Council rejects mayor’s 400-block appeal

In a raucous three-hour debate before an overflow audience punctuated by tears, shouts and legalese, the Hollister City Council voted 3-1 on June 3 to allow a multi-purpose development plan in the center of downtown to move forward.

The council vote upheld a planning commission decision on the 400 block and rejected an unusual appeal by Mayor Ignacio Velazquez.

Velazquez, sequestered outside of the council chambers throughout the debate because of a potential conflict of interest, had filed the appeal “as a private citizen.” His lawyer presented arguments that the city had acted illegally when it approved plans for two buildings on the vacant “400 block” at San Benito and Fourth streets.

The vote played out as expected, with council member Rolan Resendiz, a frequent Velazquez ally, offering the vote against upholding the planners’ decision. Council members Marty Richman, Honor Spencer and Carol Lenoir voted to reject the appeal.

Velazquez said June 4, the morning after the meeting, that he was not surprised about the outcome of the vote, but that he believed he had public support for his position.

“If they were so confident in their decision, they would let it go for a [public] vote,” Velazquez said in an interview. He said he is consulting with his lawyers before he decides what he will do next.

The proposed development will build a headquarters for the Community Foundation of San Benito County, with room for several non-profits, and a large multi-use building of first-floor retail/office space and two floors of apartments.

The foundation president, Gary Byrne, told the council that he had been told by Velazquez that he wanted to use the abandoned lot as a beer garden for the Vault, a banquet hall owned by the mayor next to the development site.

In an interview with the Free Lance, Velazquez disputed Byrne’s account. “This is how they keep trying to misrepresent things,” said Velazquez. “I’ve said this time and again: This should be a community plaza.”

Byrne told the council that he believed Velazquez intended to sue the city to get the project canceled, and vowed to continue to fight back to get the projects on the property that the foundation and De Curto Brothers developers purchased from the city in 2017.

“The mayor is going to sue the city of Hollister,” Byrne told the council. “And the Del Curto Brothers and the Community Foundation are going to pay the bill—but we don’t care because we’re committed to downtown.”

At an April 11 special meeting of the city Planning Commission, the commission had approved a tentative map for Del Curto brothers condominiums, the vacation of Briggs Alley that separates the site for the Community Foundation and the Del Curto project and a density housing bonus, which would allow four extra units be built for low-income and very low-income rates.

The mayor’s lawyers arguments at the June 3 appeal hearing centered on the city’s decision to allow more housing units.

Velazquez’s lawyer, Edward Schexnayder, of Schute, Mihaly and Weinberger, told the council  that the Community Foundation and the Del Curto development mixed-use space were split up into two projects when advantageous to the planning staff, then later combined to one project. Schexnayder said that his law firm sent a letter on Velazquez’s behalf to the planning commission, pointing out the switch, which resulted in the language in the density housing bonus being changed to reflect a single project.

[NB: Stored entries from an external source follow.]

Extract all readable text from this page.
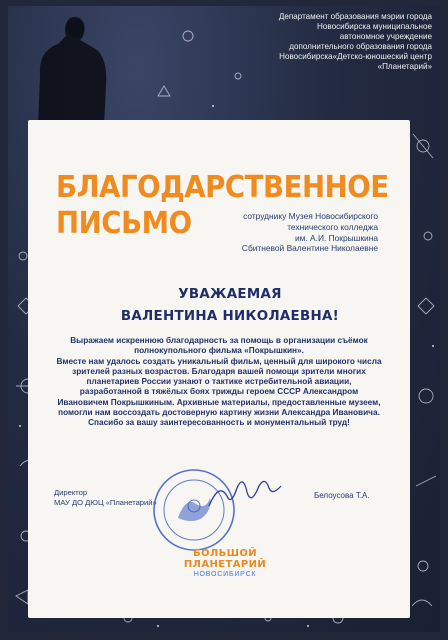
Департамент образования мэрии города
Новосибирска муниципальное
автономное учреждение
дополнительного образования города
Новосибирска«Детско-юношеский центр
«Планетарий»
БЛАГОДАРСТВЕННОЕ
ПИСЬМО	сотруднику Музея Новосибирского
технического колледжа
им. А.И. Покрышкина
Сбитневой Валентине Николаевне
УВАЖАЕМАЯ
ВАЛЕНТИНА НИКОЛАЕВНА!

Выражаем искреннюю благодарность за помощь в организации съёмок полнокупольного фильма «Покрышкин».

Вместе нам удалось создать уникальный фильм, ценный для широкого числа зрителей разных возрастов. Благодаря вашей помощи зрители многих планетариев России узнают о тактике истребительной авиации, разработанной в тяжёлых боях трижды героем СССР Александром Ивановичем Покрышкиным. Архивные материалы, предоставленные музеем, помогли нам воссоздать достоверную картину жизни Александра Ивановича.

Спасибо за вашу заинтересованность и монументальный труд!

Директор
МАУ ДО ДЮЦ «Планетарий»
Белоусова Т.А.
БОЛЬШОЙ
ПЛАНЕТАРИЙ
НОВОСИБИРСК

Planning Manager, Abraham Prado, confirmed that the application language was changed sometime between the March and April planning commission meetings, after the staff had received the letter from Velazquez’s lawyers. Prado argued that the Community Foundation offices and Del Curto mixed-use building have always been referred to as phase one and phase two of the project.

Phase one is the construction of building for the Community Foundation of San Benito County and several non-profit agencies, including the online news operation it funds, Benitolink. Phase two is a mixed residential/commercial building owned and developed by the Del Curto Brothers of Hollister, with residential units and six ground-floor commercial sites, both of whom would rely on parking in an adjacent structure.

There were 16 speakers at the council meeting, and all but one favored the project moving forward. A lawyer for the Del Curto Brothers, Kristina Lawson, said she specializes in land-use, environmental and municipal law. She claimed that Velazquez was appealing the project for personal gain. “The city aggregated this site so that it could be developed and planned as one parcel,” Lawson told the council. “The fact that the project was going to proceed in two different phases, that doesn’t make it two different project sites for planning services.”

Several speakers tied to the project or former government officials, like former mayor, Gordon Machado, also spoke in support of the project. They argued the space had been vacant for too long and said the project would be a great addition to Hollister’s downtown corridor.

A few speakers began to get choked up when speaking about the project. When Mayor Pro Tem, Marty Richman responded to the assertion by Velazquez’s lawyers that the project violated state and municipal law, tears filled his eyes.

“You all know me,” Richman said in his remarks, his voice breaking. “I’m thinking about the law and what I fought for, for 23 years in the Army, and I’m telling you it’s very important to me.”

When Resendiz took jabs at his fellow council members, calling their decision “emotional, illogical and irrational,” council members Honor Spencer and Carol Lenoir got visibly upset, attempting to pound the gavel at points during Resendiz’s comments.